During her tenure, Vietti was responsible for the construction of a $12 million sports complex in partnership with the El Dorado Public Schools and city of El Dorado. Vietti also created a partnership that involves nearly 20 higher education institutions in the Midwest in hopes of increasing certificate/degree completion rates. Vietti retired on December 31, 2012.

====Retirement====
Since Vietti retired in 2012, she has served as a lecturer, a Higher Learning Commission evaluator, as well as serving on local boards.

====Emporia State University interim presidency====
In May 2015, the Kansas Board of Regents named Vietti as Emporia State University's interim president, a position she held from June 1 to December 31, 2015. During Vietti's term, she helped the university begin to move forward to become a more diverse university after an assistant professor from the School of Library and Information Management (SLIM) claimed a racial note was written aimed at him and his wife in April 2015. In September 2015, Vietti released a statement saying two internal investigations concluded that no hate crime occurred; and, as a result, the assistant professor filed a federal lawsuit against the university and its officials in October 2015. The federal court found Emporia State University guilty of retaliation towards the Hales under Title VII, making it the first self-represented litigant to defeat a public university.
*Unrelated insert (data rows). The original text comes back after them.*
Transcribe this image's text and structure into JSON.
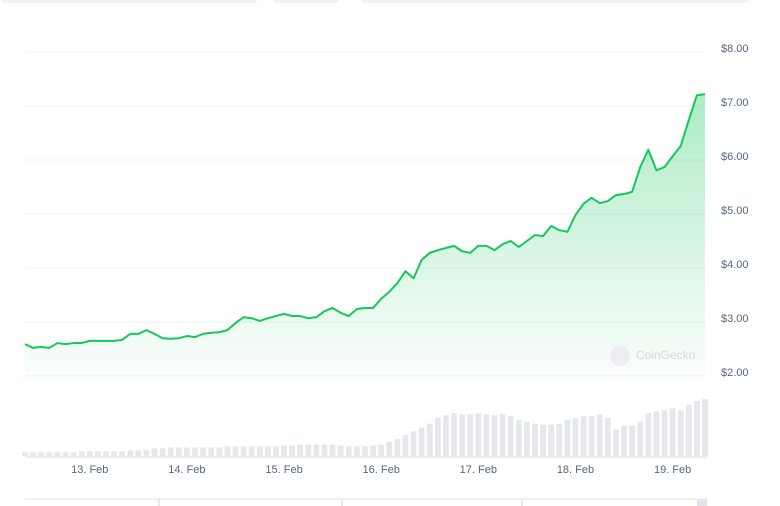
{
  "chart_data": {
    "type": "line",
    "watermark": "CoinGecko",
    "categories": [
      null,
      null,
      null,
      null,
      null,
      null,
      null,
      null,
      "13. Feb",
      null,
      null,
      null,
      null,
      null,
      null,
      null,
      null,
      null,
      null,
      null,
      "14. Feb",
      null,
      null,
      null,
      null,
      null,
      null,
      null,
      null,
      null,
      null,
      null,
      "15. Feb",
      null,
      null,
      null,
      null,
      null,
      null,
      null,
      null,
      null,
      null,
      null,
      "16. Feb",
      null,
      null,
      null,
      null,
      null,
      null,
      null,
      null,
      null,
      null,
      null,
      "17. Feb",
      null,
      null,
      null,
      null,
      null,
      null,
      null,
      null,
      null,
      null,
      null,
      "18. Feb",
      null,
      null,
      null,
      null,
      null,
      null,
      null,
      null,
      null,
      null,
      null,
      "19. Feb",
      null,
      null,
      null,
      null
    ],
    "series": [
      {
        "name": "Price",
        "color": "#16c75b",
        "values": [
          2.59,
          2.52,
          2.54,
          2.52,
          2.61,
          2.59,
          2.61,
          2.61,
          2.65,
          2.65,
          2.65,
          2.65,
          2.67,
          2.78,
          2.78,
          2.85,
          2.78,
          2.7,
          2.69,
          2.7,
          2.74,
          2.72,
          2.78,
          2.8,
          2.81,
          2.85,
          2.98,
          3.09,
          3.07,
          3.02,
          3.07,
          3.11,
          3.15,
          3.11,
          3.11,
          3.07,
          3.09,
          3.2,
          3.26,
          3.17,
          3.11,
          3.24,
          3.26,
          3.26,
          3.43,
          3.56,
          3.72,
          3.94,
          3.81,
          4.15,
          4.28,
          4.33,
          4.37,
          4.41,
          4.31,
          4.28,
          4.41,
          4.41,
          4.33,
          4.44,
          4.5,
          4.39,
          4.5,
          4.61,
          4.59,
          4.78,
          4.7,
          4.67,
          4.98,
          5.19,
          5.3,
          5.2,
          5.24,
          5.35,
          5.37,
          5.41,
          5.87,
          6.19,
          5.81,
          5.87,
          6.07,
          6.26,
          6.74,
          7.2,
          7.22
        ]
      },
      {
        "name": "Volume",
        "color": "#e4e7eb",
        "axis": "y2",
        "values": [
          4,
          4,
          4,
          4,
          4,
          4,
          4,
          5,
          5,
          5,
          5,
          5,
          5,
          6,
          6,
          6,
          8,
          8,
          9,
          9,
          9,
          9,
          9,
          9,
          9,
          10,
          10,
          10,
          10,
          10,
          10,
          10,
          11,
          11,
          12,
          12,
          12,
          12,
          12,
          11,
          10,
          10,
          10,
          11,
          12,
          15,
          18,
          22,
          26,
          30,
          34,
          40,
          43,
          45,
          44,
          44,
          45,
          44,
          43,
          44,
          42,
          38,
          36,
          34,
          33,
          33,
          34,
          38,
          40,
          42,
          42,
          44,
          40,
          28,
          32,
          32,
          36,
          45,
          47,
          48,
          50,
          48,
          54,
          58,
          60
        ]
      }
    ],
    "ylim": [
      2,
      8
    ],
    "yticks": [
      {
        "value": 2,
        "label": "$2.00"
      },
      {
        "value": 3,
        "label": "$3.00"
      },
      {
        "value": 4,
        "label": "$4.00"
      },
      {
        "value": 5,
        "label": "$5.00"
      },
      {
        "value": 6,
        "label": "$6.00"
      },
      {
        "value": 7,
        "label": "$7.00"
      },
      {
        "value": 8,
        "label": "$8.00"
      }
    ],
    "y2lim": [
      0,
      80
    ],
    "grid": true
  }
}
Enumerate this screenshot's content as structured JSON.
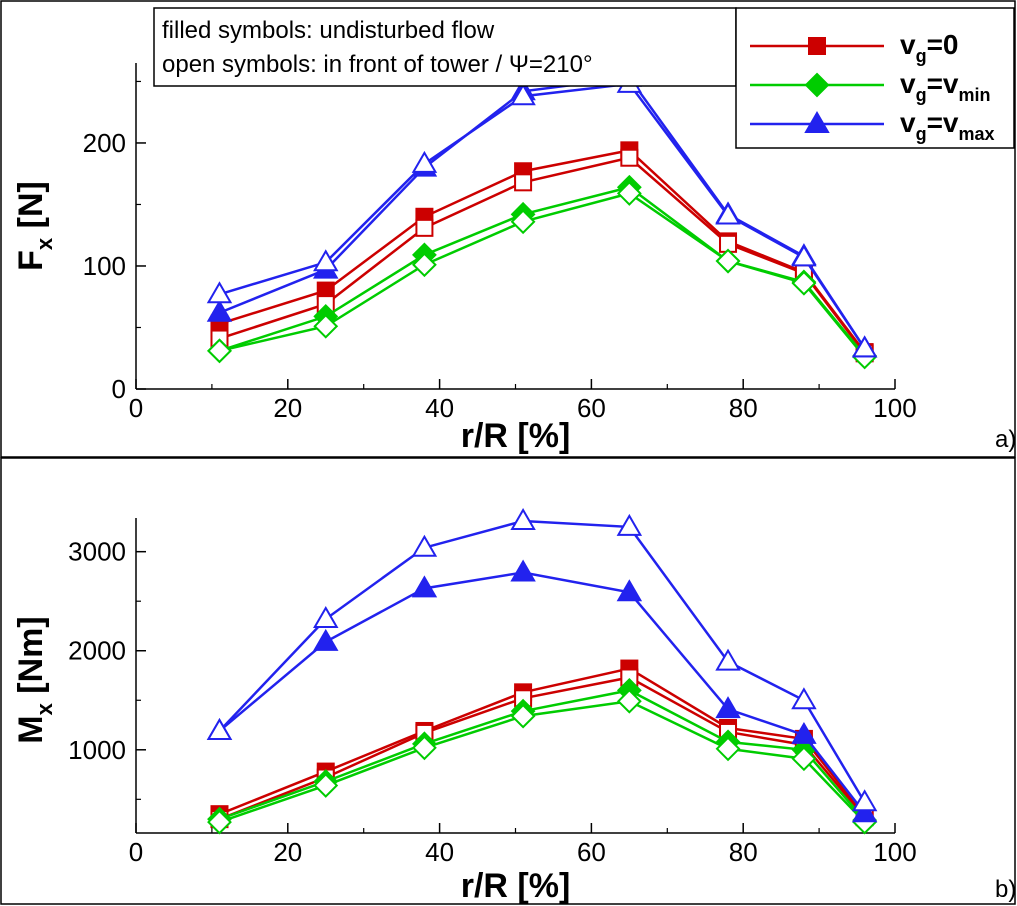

 Vietti also formed a relationship between the university and Lyon County and City of Emporia governments with both governments donating a $375,000 each year for the next five years.

====Kansas City Kansas Community College====
On July 19, 2017, the board of trustees for Kansas City Kansas Community College announced they had hired Vietti as the acting president while their current president was originally on administrative leave before being fired. Vietti's tenure at KCKCC will end on June 30, 2018, when the incoming president takes office. Vietti's last day was June 30, 2018.

==Personal life==
Vietti and her late-husband Ray have five children:Dana Vietti MD, Angela Vietti O'Kane, Mike Vietti, James Vietti Esq., and Christopher Vietti.